A comparison of the MIS-C treatment guidelines shows that all the mentioned guidelines recommend supportive care for non-severe cases. Regarding immune-modifying treatments, IVIG is recommended for all patients who meet the KD criteria or have cardiac involvement. Because of concerns about coronary artery disease in MIS-C patients, all guidelines recommend aspirin. Except for the RCPHC guideline, other guidelines recommend the administration of steroids, especially in severe inflammation. Although the CDC does not mention antiviral therapy, the other two guidelines recommend antiviral therapy, such as remdesivir in children who are PCR-positive or have typical COVID-19 symptoms. In terms of antibiotic therapy, although metronidazole is recommended in the guideline for the treatment of patients with GI symptoms, the CDC recommends empiric antibiotics until cultures are negative. The multiple case series from the US, France, Italy, and the UK showed that 75% of children received IVIG treatment, 59% steroids, 57% vasoactive support, 6% anakinra, 6% infliximab, and 3% tocilizumab (52).

The Minnesota Clinical Guidelines for Patient follow-up recommend that the first visit of patients should be within 48 to 72 hours after discharge by the primary care physician, who should examine the child for vital signs, especially blood pressure, and repeat laboratory tests (CBC with differential, CRP, basic metabolic panel (BMP)). Laboratory tests should be repeated 1 - 2 times a week until normalized. Cardiology follow-up should be 1 - 2 weeks after discharge with ECG and echocardiography. Also, one should consider follow-ups with echocardiography 4 - 6 weeks later, and cardiac MRI 1 - 3 months later (53).

9. Prognosis

The prognosis of MIS-C is unclear, given that it is a new clinical manifestation, and our understanding of the disease is still very low. The course of the disease in MIS-C can be more severe, and many children may require intensive care units; even though most of them survive, several deaths have also been reported (9, 10, 23).
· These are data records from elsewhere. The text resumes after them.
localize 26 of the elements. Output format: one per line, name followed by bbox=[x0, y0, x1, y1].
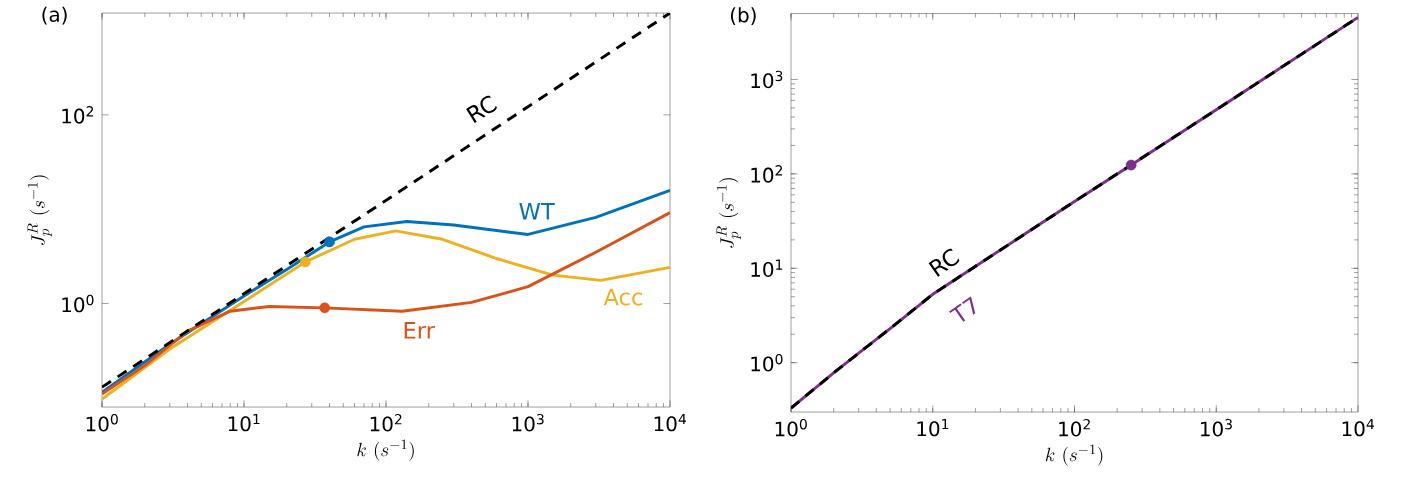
x-tick-label: 10$^{3}$ bbox=[512, 413, 544, 432]
series-label: Err bbox=[404, 322, 435, 339]
x-tick-label: 10$^{1}$ bbox=[228, 413, 260, 432]
chart-title: (b) bbox=[730, 7, 756, 25]
series-label: WT bbox=[519, 203, 555, 220]
series-label: Acc bbox=[603, 288, 643, 306]
x-tick-label: 10$^{1}$ bbox=[917, 418, 949, 437]
y-tick-label: 10$^{3}$ bbox=[751, 70, 783, 89]
text: RC bbox=[928, 248, 960, 277]
chart-title: (a) bbox=[42, 6, 67, 25]
x-tick-label: 10$^{3}$ bbox=[1201, 418, 1232, 437]
x-axis-title: $k\ (s^{-1})$ bbox=[357, 439, 414, 461]
text: RC bbox=[466, 95, 497, 123]
y-tick-label: 10$^{1}$ bbox=[751, 259, 783, 277]
x-tick-label: 10$^{2}$ bbox=[1059, 418, 1090, 437]
y-tick-label: 10$^{0}$ bbox=[751, 353, 783, 372]
x-tick-label: 10$^{4}$ bbox=[1342, 418, 1374, 437]
x-tick-label: 10$^{0}$ bbox=[775, 418, 807, 437]
x-tick-label: 10$^{2}$ bbox=[370, 413, 402, 432]
x-axis-title: $k\ (s^{-1})$ bbox=[1045, 444, 1103, 466]
x-tick-label: 10$^{4}$ bbox=[654, 413, 686, 432]
y-axis-title: $J_p^R\ (s^{-1})$ bbox=[716, 178, 741, 248]
y-axis-title: $J_p^R\ (s^{-1})$ bbox=[27, 175, 52, 245]
y-tick-label: 10$^{2}$ bbox=[751, 165, 783, 183]
text: T7 bbox=[949, 296, 976, 322]
x-tick-label: 10$^{0}$ bbox=[86, 413, 118, 432]
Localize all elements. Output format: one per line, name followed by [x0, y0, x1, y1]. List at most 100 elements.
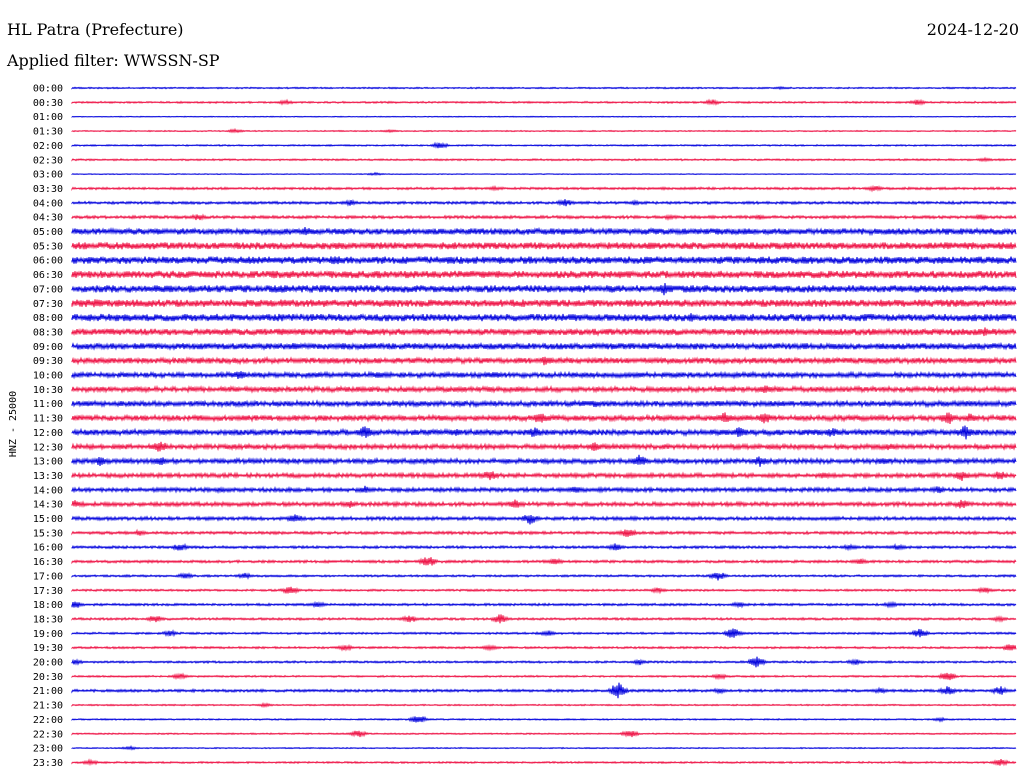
time-label: 06:30: [33, 270, 63, 281]
trace-0330: [71, 184, 1017, 193]
trace-0200: [71, 141, 1017, 149]
time-label: 18:00: [33, 600, 63, 611]
trace-group: [71, 85, 1017, 767]
time-label: 10:00: [33, 371, 63, 382]
time-label: 05:30: [33, 241, 63, 252]
time-label: 02:30: [33, 155, 63, 166]
trace-2000: [71, 656, 1017, 668]
trace-0800: [71, 313, 1017, 322]
trace-0300: [71, 171, 1017, 177]
station-title: HL Patra (Prefecture): [7, 20, 184, 39]
time-label: 14:30: [33, 500, 63, 511]
time-label: 23:30: [33, 758, 63, 769]
trace-1300: [71, 454, 1017, 467]
time-label: 01:00: [33, 112, 63, 123]
trace-1400: [71, 485, 1017, 494]
time-label: 21:00: [33, 686, 63, 697]
trace-1130: [71, 412, 1017, 424]
time-label: 00:00: [33, 84, 63, 95]
time-label: 13:30: [33, 471, 63, 482]
time-label: 18:30: [33, 614, 63, 625]
time-label: 10:30: [33, 385, 63, 396]
time-label: 06:00: [33, 256, 63, 267]
filter-label: Applied filter: WWSSN-SP: [7, 51, 220, 70]
trace-2230: [71, 730, 1017, 738]
trace-0400: [71, 199, 1017, 207]
trace-2100: [71, 682, 1017, 699]
trace-2030: [71, 672, 1017, 681]
time-label: 01:30: [33, 127, 63, 138]
trace-0230: [71, 156, 1017, 163]
time-label: 08:30: [33, 327, 63, 338]
trace-1000: [71, 370, 1017, 380]
time-label: 16:00: [33, 543, 63, 554]
trace-1630: [71, 557, 1017, 566]
time-label: 11:30: [33, 414, 63, 425]
time-label: 04:00: [33, 198, 63, 209]
time-label: 07:00: [33, 284, 63, 295]
time-label: 21:30: [33, 701, 63, 712]
time-label: 19:00: [33, 629, 63, 640]
time-label-group: 00:00 00:30 01:00 01:30 02:00 02:30 03:00 03:30…: [33, 84, 63, 769]
trace-1230: [71, 441, 1017, 452]
trace-2200: [71, 715, 1017, 723]
trace-1430: [71, 499, 1017, 509]
trace-0930: [71, 355, 1017, 366]
trace-0830: [71, 327, 1017, 337]
trace-1830: [71, 614, 1017, 624]
time-label: 09:30: [33, 356, 63, 367]
trace-1530: [71, 528, 1017, 537]
trace-0130: [71, 127, 1017, 134]
time-label: 13:00: [33, 457, 63, 468]
trace-1700: [71, 572, 1017, 581]
time-label: 15:30: [33, 528, 63, 539]
trace-2300: [71, 745, 1017, 751]
time-label: 12:00: [33, 428, 63, 439]
trace-1800: [71, 600, 1017, 609]
trace-1900: [71, 628, 1017, 638]
time-label: 20:30: [33, 672, 63, 683]
time-label: 05:00: [33, 227, 63, 238]
trace-0730: [71, 299, 1017, 308]
trace-0700: [71, 282, 1017, 296]
trace-0900: [71, 341, 1017, 351]
trace-1930: [71, 643, 1017, 652]
time-label: 14:00: [33, 485, 63, 496]
trace-0600: [71, 255, 1017, 265]
trace-0100: [71, 115, 1017, 118]
trace-1500: [71, 514, 1017, 525]
trace-1730: [71, 586, 1017, 595]
time-label: 02:00: [33, 141, 63, 152]
date-label: 2024-12-20: [926, 20, 1019, 39]
time-label: 17:00: [33, 571, 63, 582]
trace-0430: [71, 213, 1017, 222]
time-label: 16:30: [33, 557, 63, 568]
time-label: 09:00: [33, 342, 63, 353]
time-label: 17:30: [33, 586, 63, 597]
time-label: 08:00: [33, 313, 63, 324]
trace-2330: [71, 758, 1017, 767]
trace-1200: [71, 425, 1017, 440]
time-label: 12:30: [33, 442, 63, 453]
time-label: 19:30: [33, 643, 63, 654]
trace-0000: [71, 85, 1017, 91]
time-label: 23:00: [33, 744, 63, 755]
time-label: 22:30: [33, 729, 63, 740]
trace-0530: [71, 241, 1017, 251]
time-label: 03:30: [33, 184, 63, 195]
trace-0500: [71, 226, 1017, 237]
time-label: 03:00: [33, 170, 63, 181]
trace-0030: [71, 98, 1017, 106]
time-label: 04:30: [33, 213, 63, 224]
time-label: 07:30: [33, 299, 63, 310]
time-label: 15:00: [33, 514, 63, 525]
trace-0630: [71, 269, 1017, 280]
trace-1030: [71, 384, 1017, 394]
time-label: 11:00: [33, 399, 63, 410]
time-label: 00:30: [33, 98, 63, 109]
trace-1330: [71, 471, 1017, 482]
channel-label: HNZ - 25000: [8, 391, 19, 457]
trace-1100: [71, 399, 1017, 409]
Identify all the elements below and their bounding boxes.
There were at least five deaths among 230 suspected cases of MIS-C temporally associated with COVID-19 infection in EU/EEA and the UK in 2020 (9).

10. Conclusions

In conclusion, it should be noted that pediatricians should be aware of MIS-C, which is likely to be related to the SARS-CoV-2 infection. It has similarities with Kawasaki disease but has specificities in its presentation. The limited available reports state that in children with COVID-19-associated MIS-C, the health condition can quickly deteriorate, and early diagnosis, management, and early referral to tertiary care should, therefore, be undertaken. Numerous questions have been raised by the recognition of the MIS-C, such as the role of genetics, susceptibility, diagnosis, therapy, and sequelae. Therefore, further studies are needed to investigate latent causality.